Today, Britain begins a process of carefully controlled investigation. We do public inquiries rather well. We appoint distinguished men and women to listen to evidence and they then go off and write something to the taste of the government in power. Newspapers, television channels, bloggers and other commentators get hot under the collar for a while and we move on. The Hutton Inquiry was a prime example of the genre. The Hutton Inquiry website is no longer operational. The Ministry of Justice is maintaining it for archive purposes… or possibly… in the modern parlance… for ‘training purposes’.
Will the Iraq Inquiry go the same way?
1. Sir John Chilcot, has insisted that the legality of the invasion in 2003 will be one of the key issues it addresses. Fine. But where are the lawyers on the panel to conduct appropriate and searching cross-examination?
The Guardian notes: “Lawyers are trained to weigh up evidence and will know and say when they see a decision-making process that appears to be out of the ordinary,” said the British international law expert Professor Philippe Sands QC. “The fact that the members of the inquiry do not include a lawyer is very, very telling”.

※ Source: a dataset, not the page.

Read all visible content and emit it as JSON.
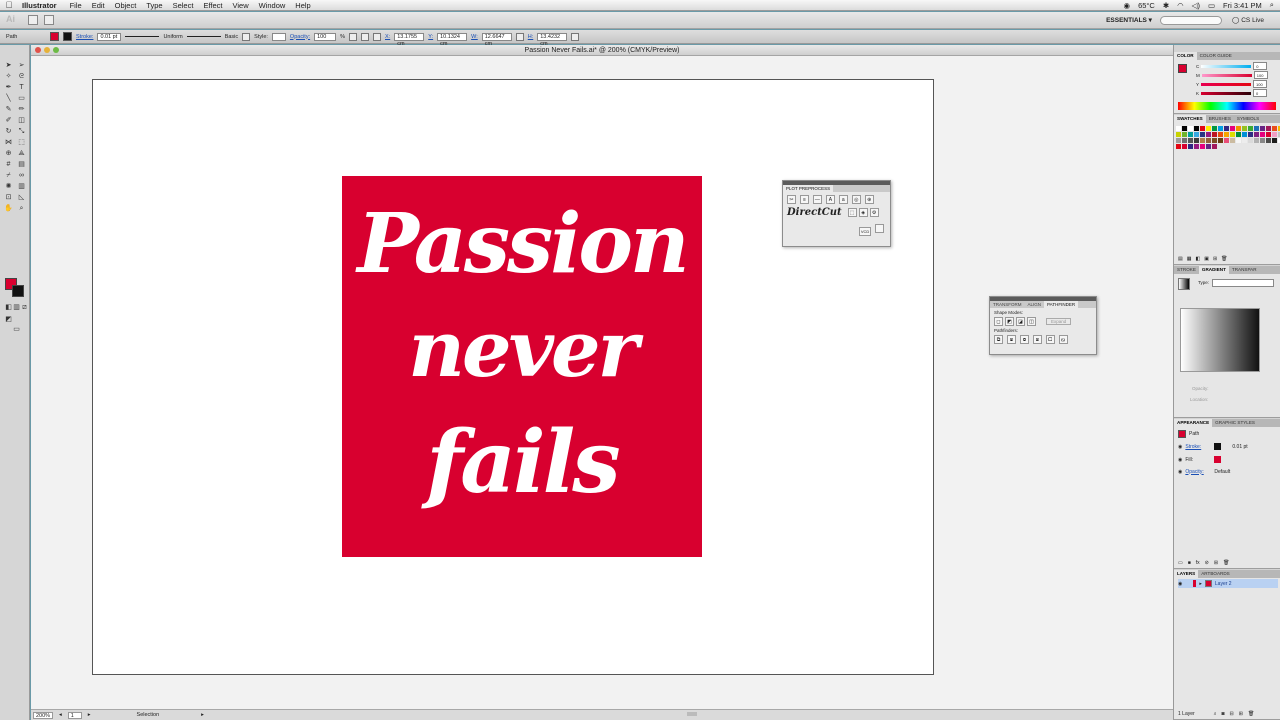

The Guardian continued to tap the nails in: “Some of the debates around the legality of the war are quite sophisticated – it is not all clear-cut,” the senior legal figure said. “It’s going to be very difficult to deal with someone like Blair without a panel experienced in cross-examination.”.
2. The issue of the war’s legality is, one would have thought, the central issue. The judiciary are right to express ‘surprise’ at the absence of a senior lawyer or member of the judiciary on the panel.
3. The Telegraph reports that witnesses could be given immunity from prosecution. This is all very well (and may, indeed be valuable for some appearing?) but are we really going to get any where near the truth with imprecise questioning? Are we going to have men and women appearing behind black curtains talking into a voice synthesiser? Inevitably, there will be some evidence which cannot be aired publicly – in the interest of state security?
Off to a good start then? We shall see.